Elles sont au lycée et je les ai repérées depuis longtemps. Nathalie est mini jupe, dentelles et velours, Clotilde est jupe plissée, chemisier et cardigan, Lorraine n'est rien du tout, ou bien jean et pull, elle se cache dans des grands t-shirts ou de gros pulls.

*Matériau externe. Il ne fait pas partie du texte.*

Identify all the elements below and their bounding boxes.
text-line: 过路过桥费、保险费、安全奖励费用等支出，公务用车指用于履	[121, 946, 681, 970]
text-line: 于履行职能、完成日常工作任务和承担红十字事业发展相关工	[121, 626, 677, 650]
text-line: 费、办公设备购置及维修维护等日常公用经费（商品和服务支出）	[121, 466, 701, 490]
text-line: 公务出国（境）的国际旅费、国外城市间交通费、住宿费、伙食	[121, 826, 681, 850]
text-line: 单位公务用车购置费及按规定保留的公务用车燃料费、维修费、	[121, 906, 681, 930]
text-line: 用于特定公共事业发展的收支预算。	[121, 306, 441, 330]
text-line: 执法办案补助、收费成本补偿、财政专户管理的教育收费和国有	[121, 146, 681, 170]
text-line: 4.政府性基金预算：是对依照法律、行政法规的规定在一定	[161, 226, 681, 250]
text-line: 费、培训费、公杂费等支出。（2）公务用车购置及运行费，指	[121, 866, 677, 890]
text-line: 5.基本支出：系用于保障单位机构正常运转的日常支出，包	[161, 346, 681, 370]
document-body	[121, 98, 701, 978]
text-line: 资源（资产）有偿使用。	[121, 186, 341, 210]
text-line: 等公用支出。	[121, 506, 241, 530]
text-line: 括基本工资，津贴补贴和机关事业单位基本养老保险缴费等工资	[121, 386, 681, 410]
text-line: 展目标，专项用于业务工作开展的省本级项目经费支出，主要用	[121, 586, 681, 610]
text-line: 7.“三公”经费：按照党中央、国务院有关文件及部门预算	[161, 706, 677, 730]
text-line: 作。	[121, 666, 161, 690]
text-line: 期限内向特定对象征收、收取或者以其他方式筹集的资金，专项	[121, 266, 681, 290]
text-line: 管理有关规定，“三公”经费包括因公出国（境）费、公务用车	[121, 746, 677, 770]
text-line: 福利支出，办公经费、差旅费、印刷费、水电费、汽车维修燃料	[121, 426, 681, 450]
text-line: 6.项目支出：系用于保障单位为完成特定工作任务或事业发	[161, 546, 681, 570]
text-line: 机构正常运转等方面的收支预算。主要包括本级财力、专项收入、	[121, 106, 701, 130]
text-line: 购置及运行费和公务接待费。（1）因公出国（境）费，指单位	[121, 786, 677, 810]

Je les ai remarquée depuis longtemps, la sophistication rêveuse de Nathalie, la grâce de Clotilde, la violence de Lorraine, qui a la réputation d'avoir giflé une surveillante. Elles tranchent sur tout le lycée. Je ne vois qu'elles. Si je les atteins, je deviens une vraie personne.
Je vais les atteindre par hasard et par Lorraine. Un jour, dans le couloir dans le bureau du proviseur. Lorraine et une autre fille attendent. Il y a eu bagarre, Lorraine a l'oeil mauvais. Moi, qui attend pour une histoire d'inscription en grec au bac à l'écrit sur laquelle seul le proviseur peut donner des éclaircissements, je la regarde. Lorraine est assise sur le banc, son attitude de suprême indifférence m'enchante, je dois être comme elle ; je me redresse et je prends l'air dégagé. L'autre fille se tient voutée, elle est furieuse. C'est une pétasse ordinaire, un jean moulant et des cheveux teints en noir, les yeux très maquillés.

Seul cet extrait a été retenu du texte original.